When it comes to craftsmanship, the Japanese have a word to describe such masters: Takumi, and it refers to artisans of the highest order, who have dedicated their lives to their respective crafts.
In honour of this cultural tradition, Lexus has commissioned a documentary unveiling the world of the Takumi, and also explores if and how human craftsmanship can be honoured and preserved in a world that’s increasingly being taken over by machines and artificial intelligence (AI).
Takumi – A 60,000-hour Story on the Survival of Human Craft follows four Japanese artisans who have devoted their lives to their crafts.
They include Hisato Nakahigashi (top), a fourth-generation kaiseki chef with two Michelin stars to his name; Nahoko Kojima (above), a Kirie (Japanese papercutting) artist who crafts giant sculptures out of paper; Shigeo Kiuchi (below), a Miyadaiku carpenter who helps construct shrines and temples for the oldest existing company in the world (founded 578AD); and Katsuaki Suagnuma (bottom), a Takumi and 32-year veteran of Lexus, who oversees the final inspection line for cars such as the new Lexus LS.
The Clay Jeter-directed (Chef’s Table) documentary made its debut at the DOC NYC film festival in New York, and is narrated by former British Museum Director Neil Macgregor.
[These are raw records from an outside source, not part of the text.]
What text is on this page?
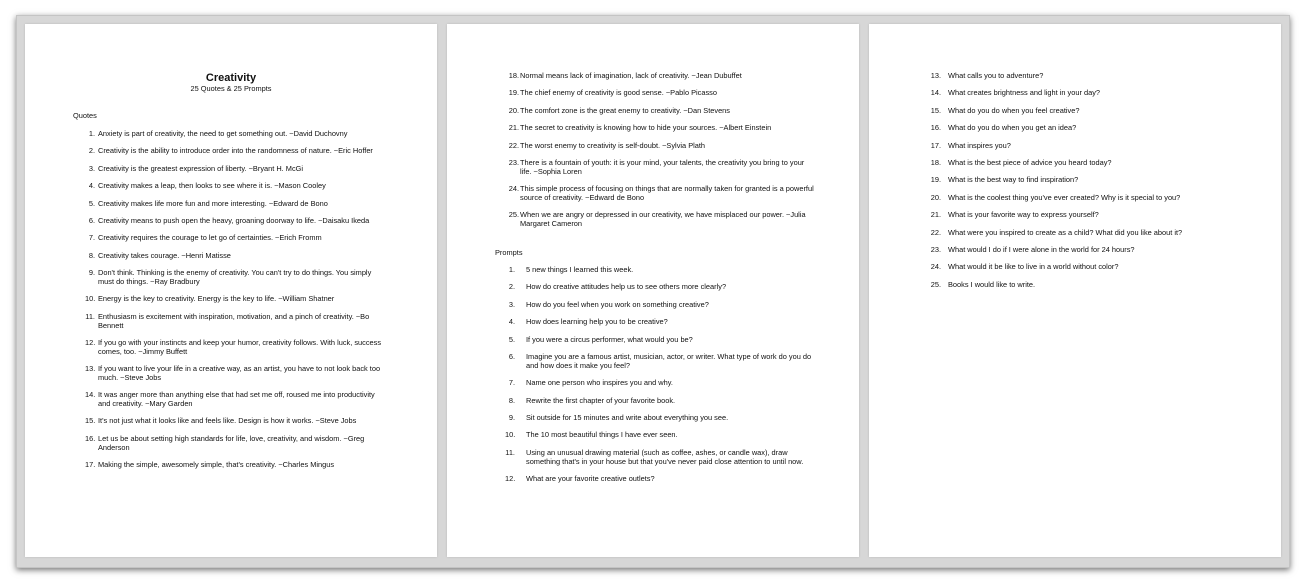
Creativity
25 Quotes & 25 Prompts
Quotes
1. Anxiety is part of creativity, the need to get something out. ~David Duchovny
2. Creativity is the ability to introduce order into the randomness of nature. ~Eric Hoffer
3. Creativity is the greatest expression of liberty. ~Bryant H. McGi
4. Creativity makes a leap, then looks to see where it is. ~Mason Cooley
5. Creativity makes life more fun and more interesting. ~Edward de Bono
6. Creativity means to push open the heavy, groaning doorway to life. ~Daisaku Ikeda
7. Creativity requires the courage to let go of certainties. ~Erich Fromm
8. Creativity takes courage. ~Henri Matisse
9. Don't think. Thinking is the enemy of creativity. You can't try to do things. You simply must do things. ~Ray Bradbury
10. Energy is the key to creativity. Energy is the key to life. ~William Shatner
11. Enthusiasm is excitement with inspiration, motivation, and a pinch of creativity. ~Bo Bennett
12. If you go with your instincts and keep your humor, creativity follows. With luck, success comes, too. ~Jimmy Buffett
13. If you want to live your life in a creative way, as an artist, you have to not look back too much. ~Steve Jobs
14. It was anger more than anything else that had set me off, roused me into productivity and creativity. ~Mary Garden
15. It's not just what it looks like and feels like. Design is how it works. ~Steve Jobs
16. Let us be about setting high standards for life, love, creativity, and wisdom. ~Greg Anderson
17. Making the simple, awesomely simple, that's creativity. ~Charles Mingus
18. Normal means lack of imagination, lack of creativity. ~Jean Dubuffet
19. The chief enemy of creativity is good sense. ~Pablo Picasso
20. The comfort zone is the great enemy to creativity. ~Dan Stevens
21. The secret to creativity is knowing how to hide your sources. ~Albert Einstein
22. The worst enemy to creativity is self-doubt. ~Sylvia Plath
23. There is a fountain of youth: it is your mind, your talents, the creativity you bring to your life. ~Sophia Loren
24. This simple process of focusing on things that are normally taken for granted is a powerful source of creativity. ~Edward de Bono
25. When we are angry or depressed in our creativity, we have misplaced our power. ~Julia Margaret Cameron
Prompts
1.	5 new things I learned this week.
2.	How do creative attitudes help us to see others more clearly?
3.	How do you feel when you work on something creative?
4.	How does learning help you to be creative?
5.	If you were a circus performer, what would you be?
6.	Imagine you are a famous artist, musician, actor, or writer. What type of work do you do and how does it make you feel?
7.	Name one person who inspires you and why.
8.	Rewrite the first chapter of your favorite book.
9.	Sit outside for 15 minutes and write about everything you see.
10.	The 10 most beautiful things I have ever seen.
11.	Using an unusual drawing material (such as coffee, ashes, or candle wax), draw something that's in your house but that you've never paid close attention to until now.
12.	What are your favorite creative outlets?
13. What calls you to adventure?
14. What creates brightness and light in your day?
15. What do you do when you feel creative?
16. What do you do when you get an idea?
17. What inspires you?
18. What is the best piece of advice you heard today?
19. What is the best way to find inspiration?
20. What is the coolest thing you've ever created? Why is it special to you?
21. What is your favorite way to express yourself?
22. What were you inspired to create as a child? What did you like about it?
23. What would I do if I were alone in the world for 24 hours?
24. What would it be like to live in a world without color?
25. Books I would like to write.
In addition to celebrating the immense skill and extensive practice of the four talents, the film also includes interviews from world experts in craft and AI, questioning whether the most devoted craftsmen and women can survive in a world where machines are designed to act more precisely and faster than humans ever can.
There are two versions of the film. The full-length version measures in at 60,000 hours long (nope, that’s not a typo), and loops scenes of each artist’s skills over and over again to highlight and convey the dedication and hours required to become a Takumi. In case you were wondering, that’s 2,500 days, or nearly seven years of non-stop, around-the-clock viewing, and can be viewed at www.takumi-craft.com.